Keep A Knockin: new paper using knock-in technology

We have a new paper out! I am a bit late with this post, since the accepted version went online in December 2020, and the final version appeared a few weeks ago. It will shortly appear in a finished issue of the journal so I can tell myself that I am not too late yet.

What’s it about?

A complex of TACC3-chTOG-clathrin-GTSE1 is important for stabilising the mitotic spindle during cell division. We used CRISPR/Cas9 gene-editing to knock-in a tag on each of these proteins. The tag that allowed us to see each protein and to do “endogenous knocksideways”. This meant we could determine how the parts of the complex fit together and how it binds microtubules.

As a bonus, a further protein (PIK3C2A) had been proposed to be part of the complex, and we show that it is not.

Endogenous knocksideways

Knocksideways was developed by Scottie Robinson as a way to inactivate proteins in cells. The method removes the protein from its normal site of action and sticks it to the mitochondria. It’s not a knock-down or a knock-out, it’s a knocksideways – geddit? Knocksideways relies on the addition of an FKBP tag to the protein-of-interest and CRISPR allows us to make sure all of the endogenous protein has this tag.

As well as inactivation, this method allows us to determine which proteins bind to the protein-of-interest.

Knocksideways of protein X means that we can determine proteins that bind to X (such as protein Y1) and ones that don’t (protein Y2)
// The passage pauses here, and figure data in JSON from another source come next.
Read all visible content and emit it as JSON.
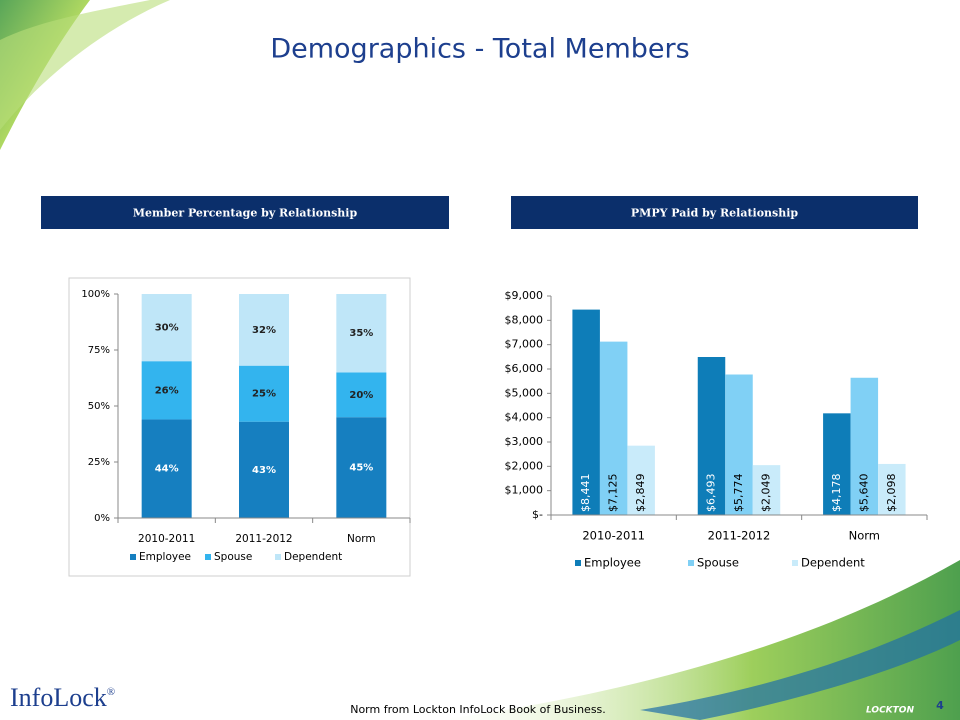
{
  "title": "Demographics - Total Members",
  "footnote": "Norm from Lockton InfoLock Book of Business.",
  "page_number": "4",
  "brand": "InfoLock",
  "brand_mark": "®",
  "company": "LOCKTON",
  "chart_data": [
    {
      "type": "bar",
      "stacked": true,
      "title": "Member Percentage by Relationship",
      "categories": [
        "2010-2011",
        "2011-2012",
        "Norm"
      ],
      "series": [
        {
          "name": "Employee",
          "color": "#167fc0",
          "values": [
            44,
            43,
            45
          ],
          "value_labels": [
            "44%",
            "43%",
            "45%"
          ]
        },
        {
          "name": "Spouse",
          "color": "#33b4ee",
          "values": [
            26,
            25,
            20
          ],
          "value_labels": [
            "26%",
            "25%",
            "20%"
          ]
        },
        {
          "name": "Dependent",
          "color": "#bfe6f8",
          "values": [
            30,
            32,
            35
          ],
          "value_labels": [
            "30%",
            "32%",
            "35%"
          ]
        }
      ],
      "ylim": [
        0,
        100
      ],
      "yticks": [
        {
          "value": 0,
          "label": "0%"
        },
        {
          "value": 25,
          "label": "25%"
        },
        {
          "value": 50,
          "label": "50%"
        },
        {
          "value": 75,
          "label": "75%"
        },
        {
          "value": 100,
          "label": "100%"
        }
      ],
      "grid": false,
      "legend": "bottom"
    },
    {
      "type": "bar",
      "stacked": false,
      "title": "PMPY Paid by Relationship",
      "categories": [
        "2010-2011",
        "2011-2012",
        "Norm"
      ],
      "series": [
        {
          "name": "Employee",
          "color": "#0e7db8",
          "values": [
            8441,
            6493,
            4178
          ],
          "value_labels": [
            "$8,441",
            "$6,493",
            "$4,178"
          ]
        },
        {
          "name": "Spouse",
          "color": "#80d0f5",
          "values": [
            7125,
            5774,
            5640
          ],
          "value_labels": [
            "$7,125",
            "$5,774",
            "$5,640"
          ]
        },
        {
          "name": "Dependent",
          "color": "#c9ebfa",
          "values": [
            2849,
            2049,
            2098
          ],
          "value_labels": [
            "$2,849",
            "$2,049",
            "$2,098"
          ]
        }
      ],
      "ylim": [
        0,
        9000
      ],
      "yticks": [
        {
          "value": 0,
          "label": "$-"
        },
        {
          "value": 1000,
          "label": "$1,000"
        },
        {
          "value": 2000,
          "label": "$2,000"
        },
        {
          "value": 3000,
          "label": "$3,000"
        },
        {
          "value": 4000,
          "label": "$4,000"
        },
        {
          "value": 5000,
          "label": "$5,000"
        },
        {
          "value": 6000,
          "label": "$6,000"
        },
        {
          "value": 7000,
          "label": "$7,000"
        },
        {
          "value": 8000,
          "label": "$8,000"
        },
        {
          "value": 9000,
          "label": "$9,000"
        }
      ],
      "grid": false,
      "legend": "bottom"
    }
  ]
}
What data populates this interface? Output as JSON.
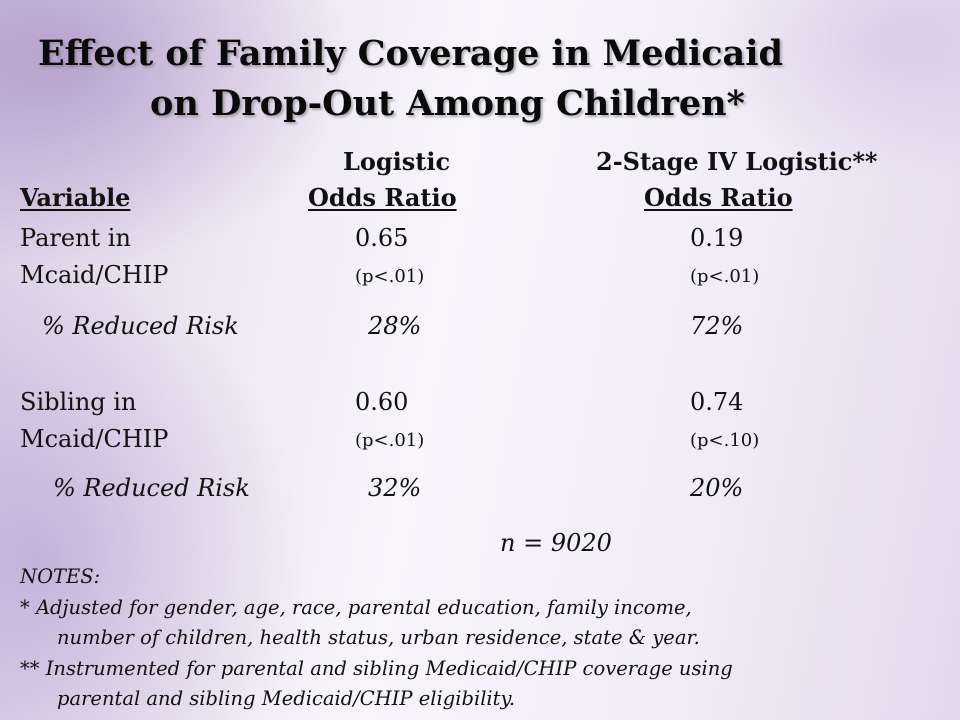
{
  "title": {
    "line1": "Effect of Family Coverage in Medicaid",
    "line2": "on Drop-Out Among Children*"
  },
  "columns": {
    "logistic_top": "Logistic",
    "iv_top": "2-Stage IV Logistic**",
    "variable": "Variable ",
    "logistic_bottom": "Odds Ratio ",
    "iv_bottom": "Odds Ratio"
  },
  "rows": [
    {
      "label_line1": "Parent in",
      "label_line2": "Mcaid/CHIP",
      "logistic_or": "0.65",
      "logistic_p": "(p<.01)",
      "iv_or": "0.19",
      "iv_p": "(p<.01)",
      "risk_label": "% Reduced Risk",
      "logistic_risk": "28%",
      "iv_risk": "72%"
    },
    {
      "label_line1": "Sibling in",
      "label_line2": "Mcaid/CHIP",
      "logistic_or": "0.60",
      "logistic_p": "(p<.01)",
      "iv_or": "0.74",
      "iv_p": "(p<.10)",
      "risk_label": "% Reduced Risk",
      "logistic_risk": "32%",
      "iv_risk": "20%"
    }
  ],
  "sample_size": "n = 9020",
  "notes": {
    "heading": "NOTES:",
    "note1_line1": "* Adjusted for gender, age, race, parental education, family income,",
    "note1_line2": "number of children, health status, urban residence, state & year.",
    "note2_line1": "** Instrumented for parental and sibling Medicaid/CHIP coverage using",
    "note2_line2": "parental and sibling Medicaid/CHIP eligibility."
  }
}
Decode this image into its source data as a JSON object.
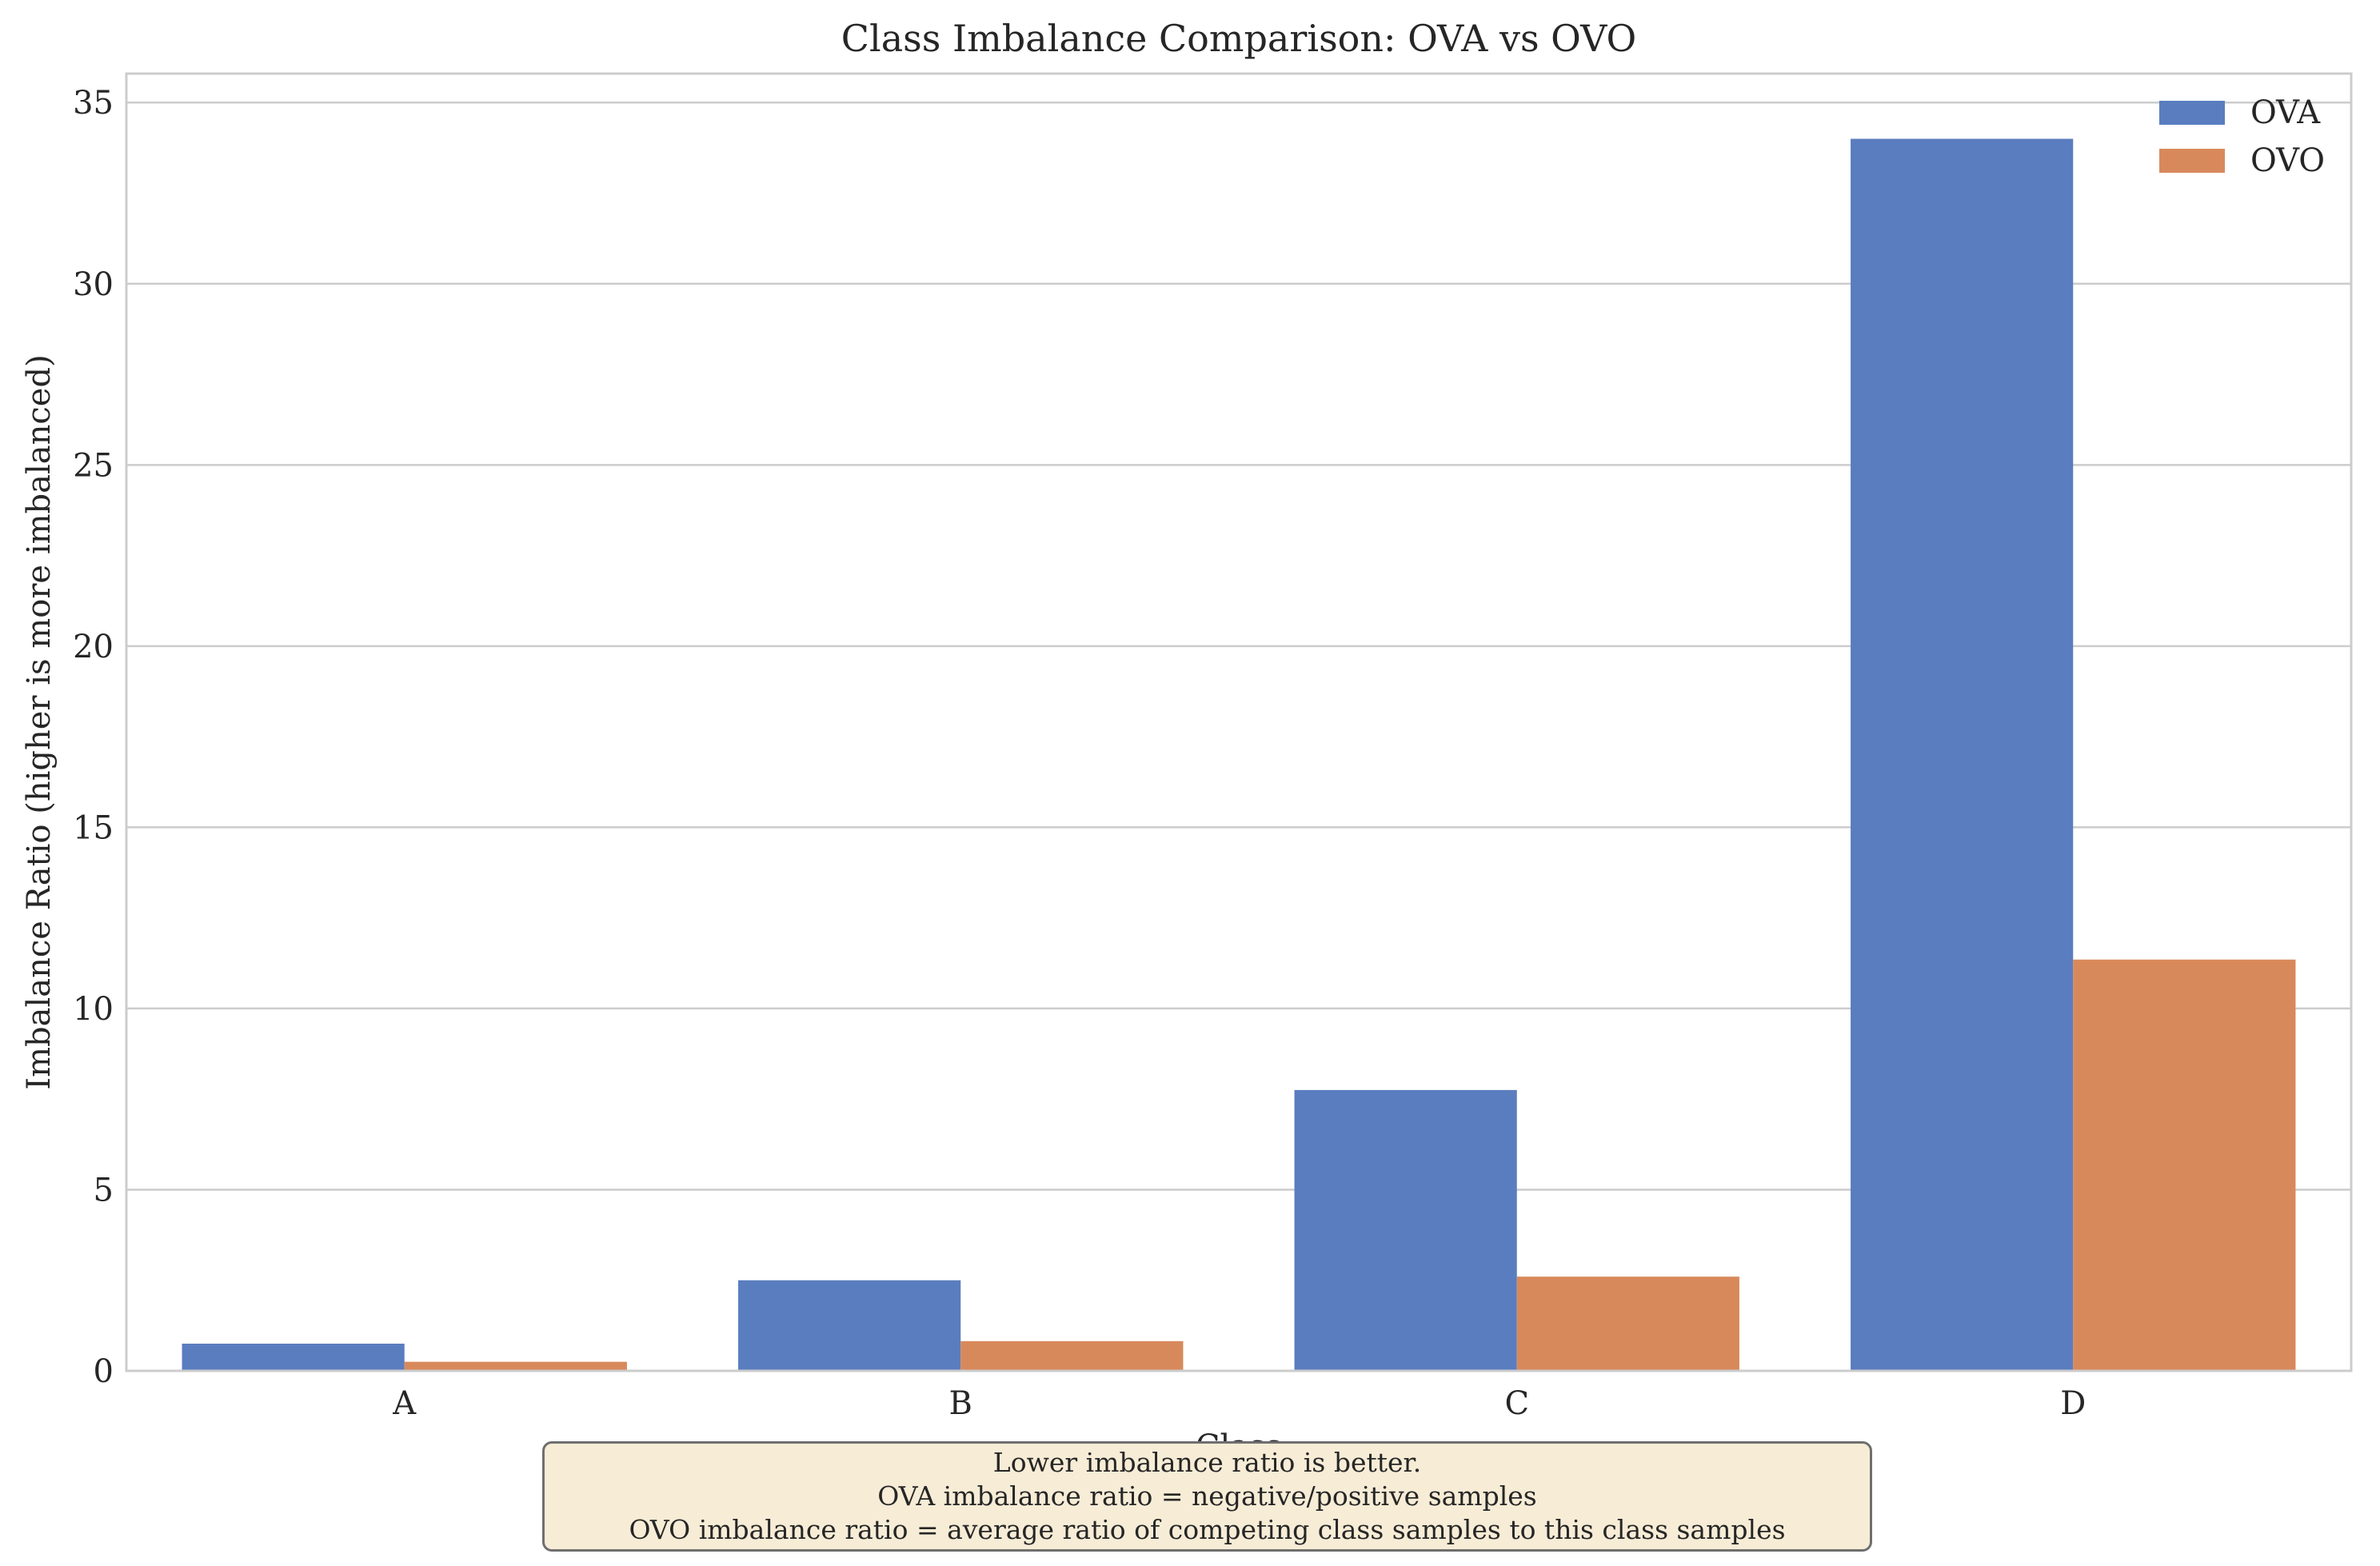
{
  "chart_data": {
    "type": "bar",
    "title": "Class Imbalance Comparison: OVA vs OVO",
    "xlabel": "Class",
    "ylabel": "Imbalance Ratio (higher is more imbalanced)",
    "categories": [
      "A",
      "B",
      "C",
      "D"
    ],
    "series": [
      {
        "name": "OVA",
        "color": "#5a7dbf",
        "values": [
          0.75,
          2.5,
          7.75,
          34.0
        ]
      },
      {
        "name": "OVO",
        "color": "#d8895b",
        "values": [
          0.25,
          0.82,
          2.6,
          11.35
        ]
      }
    ],
    "ylim": [
      0,
      35.8
    ],
    "yticks": [
      0,
      5,
      10,
      15,
      20,
      25,
      30,
      35
    ],
    "grid": "y",
    "legend": "top-right"
  },
  "annotation": {
    "lines": [
      "Lower imbalance ratio is better.",
      "OVA imbalance ratio = negative/positive samples",
      "OVO imbalance ratio = average ratio of competing class samples to this class samples"
    ]
  }
}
We used this method to show that TACC3 and clathrin bind each other and they control how the complex binds the spindle microtubules. GTSE1 binds clathrin and chTOG binds TACC3, but they don’t affect microtubule binding of the complex.

GFP-FKBP-TACC3 (green) being removed from the spindle and attached to the mitochondria (purple)

The people

Ellis and James are joint-first authors of the paper. The gene-editing project was initiated by Ellis Ryan, assisted by Teresa Massam-Wu. They built on earlier work getting tagging up-and-running in the lab by Cristina Gutiérrez Caballero. Isolating and characterising knock-in clones with endogenous tagging is very laborious and James Shelford joined the characterisation effort. Ellis and James did the experimental work in the paper once the cell lines were made.

Huge thanks to James who did most of the revisions for the paper while working under COVID-19 restrictions in the lab. The work was supported by a Cancer Research UK programme award in collaboration with Richard Bayliss.

Review Commons experience

This was our first paper to go through Review Commons. For those that do not know, the idea is that authors deposit their preprint and then “submit” it to Review Commons. Review Commons organises peer review of the manuscript. Importantly, the review is journal-agnostic and peers focus on the scientific soundness of the paper although they can also comment on potential impact. With the reviews conducted, the authors can construct a revision plan and talk to prospective journals about publishing the paper.

In our case we got three very constructive reviews with some suggestions for experiments to improve the manuscript. With a straightforward path, we thought we would try a couple of journals, but they declined the paper since it wasn’t novel enough. We were happy for the paper to find a home at J Cell Sci, which is where we should have sent it in the first place!

We posted the work on bioRxiv on 1st July 2020. The review process was a little slower due to the pandemic, but the paper was accepted 14th December and went online on 30th December. Again, kudos to JCS for a rapid process.

The post title comes from “Keep A-Knockin’ (But You Can’t Come In)” as recorded by Little Richard on his “Little Richard” LP. The drum part to this song was famously re-used by John Bonham as the basis for “Rock and Roll” on Led Zeppelin’s fourth album.